The Pantry in America
Around the time that panters were becoming extinct, homes in the New World were making the pantry a fundamental part of a housewife's daily routine. Household journals kept by American women often recorded pantry-related tasks. Some of the earliest New England pantries are still available for viewing, including one at the Theron Boyd Homestead in Hartford, Vermont, which features a pantry built in 1786 that's never been altered or renovated.
Pantries started to become pantry cabinets in the 19th century. For example, Pond's book features a photo of a built-in pantry cabinet from 1816.
The Modern Pantry
"After a long century of pantry decline," Pond writes, "many American households are once again returning to the pantry to store their foodstuffs, dishes, unusual collections, and memories of their own making." That trend is due in part to the perception of the pantry as a symbol of domestic memory and old-fashioned simplicity. For example, kitchen pantry cabinets are a perfect match, both practically and symbolically, for homes that make use of a pressure canner, another one of Grandmother's kitchen devices that's enjoying a surge in popularity.

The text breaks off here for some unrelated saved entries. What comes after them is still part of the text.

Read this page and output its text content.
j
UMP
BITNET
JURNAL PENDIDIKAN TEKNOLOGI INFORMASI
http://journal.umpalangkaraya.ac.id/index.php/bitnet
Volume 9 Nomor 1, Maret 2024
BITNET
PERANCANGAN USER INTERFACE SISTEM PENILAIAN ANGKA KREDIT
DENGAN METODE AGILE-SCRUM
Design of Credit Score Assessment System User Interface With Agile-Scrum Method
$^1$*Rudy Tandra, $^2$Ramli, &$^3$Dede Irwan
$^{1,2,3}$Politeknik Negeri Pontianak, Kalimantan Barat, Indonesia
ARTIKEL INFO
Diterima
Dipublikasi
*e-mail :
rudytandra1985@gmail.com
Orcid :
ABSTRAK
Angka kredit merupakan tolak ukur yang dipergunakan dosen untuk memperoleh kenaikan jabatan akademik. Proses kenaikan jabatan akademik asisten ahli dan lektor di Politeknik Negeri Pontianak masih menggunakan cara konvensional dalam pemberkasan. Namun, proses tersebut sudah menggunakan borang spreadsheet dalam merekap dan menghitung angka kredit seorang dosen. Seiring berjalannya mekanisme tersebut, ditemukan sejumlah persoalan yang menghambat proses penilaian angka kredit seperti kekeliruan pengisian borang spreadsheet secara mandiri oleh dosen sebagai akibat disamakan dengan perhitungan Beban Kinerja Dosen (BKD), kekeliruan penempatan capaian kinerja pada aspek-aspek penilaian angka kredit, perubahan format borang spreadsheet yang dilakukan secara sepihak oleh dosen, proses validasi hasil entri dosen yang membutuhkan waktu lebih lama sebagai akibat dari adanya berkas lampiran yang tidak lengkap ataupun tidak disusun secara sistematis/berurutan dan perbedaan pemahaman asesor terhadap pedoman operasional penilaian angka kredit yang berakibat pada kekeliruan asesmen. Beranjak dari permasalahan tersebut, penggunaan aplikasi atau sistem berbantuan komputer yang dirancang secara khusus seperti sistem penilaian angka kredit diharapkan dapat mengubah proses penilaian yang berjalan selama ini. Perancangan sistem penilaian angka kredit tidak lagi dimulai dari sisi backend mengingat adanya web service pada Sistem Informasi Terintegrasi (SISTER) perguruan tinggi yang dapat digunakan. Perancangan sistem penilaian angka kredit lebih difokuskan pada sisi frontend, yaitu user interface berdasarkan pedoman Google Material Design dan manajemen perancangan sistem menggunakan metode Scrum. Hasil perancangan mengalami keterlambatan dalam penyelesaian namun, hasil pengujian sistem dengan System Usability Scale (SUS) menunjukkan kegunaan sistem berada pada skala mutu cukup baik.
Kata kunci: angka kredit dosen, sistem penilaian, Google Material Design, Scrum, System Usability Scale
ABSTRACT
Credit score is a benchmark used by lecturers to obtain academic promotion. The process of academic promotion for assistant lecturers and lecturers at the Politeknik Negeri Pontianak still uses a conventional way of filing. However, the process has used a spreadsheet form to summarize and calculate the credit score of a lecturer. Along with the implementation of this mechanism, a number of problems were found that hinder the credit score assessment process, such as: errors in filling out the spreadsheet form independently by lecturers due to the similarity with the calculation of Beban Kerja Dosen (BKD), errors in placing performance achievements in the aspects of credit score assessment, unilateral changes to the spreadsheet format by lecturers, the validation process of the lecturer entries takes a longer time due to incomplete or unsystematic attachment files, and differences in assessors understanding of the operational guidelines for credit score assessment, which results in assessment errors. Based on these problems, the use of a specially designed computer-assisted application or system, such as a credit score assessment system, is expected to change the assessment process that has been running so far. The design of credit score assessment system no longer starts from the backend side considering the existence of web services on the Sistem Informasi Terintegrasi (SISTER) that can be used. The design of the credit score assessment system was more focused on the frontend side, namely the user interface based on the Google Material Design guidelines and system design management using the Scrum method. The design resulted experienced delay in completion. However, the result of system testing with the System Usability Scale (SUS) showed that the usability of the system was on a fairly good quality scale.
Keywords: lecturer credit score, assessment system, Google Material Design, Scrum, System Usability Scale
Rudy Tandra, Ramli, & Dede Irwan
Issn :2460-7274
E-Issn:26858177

But the pantry's resurgence is also a sign of the economic and security issues being experienced in our time. Where a bare pantry was once an instantly recognizable symbol of poverty and want, a full pantry today speaks to a need for forethought and emergency preparedness. More than just a shelf for fruit preserves or jello mix, a kitchen pantry cabinet can be an ideal place in which to store long-term food and water supplies - it kind of gives "comfort food" a whole new meaning.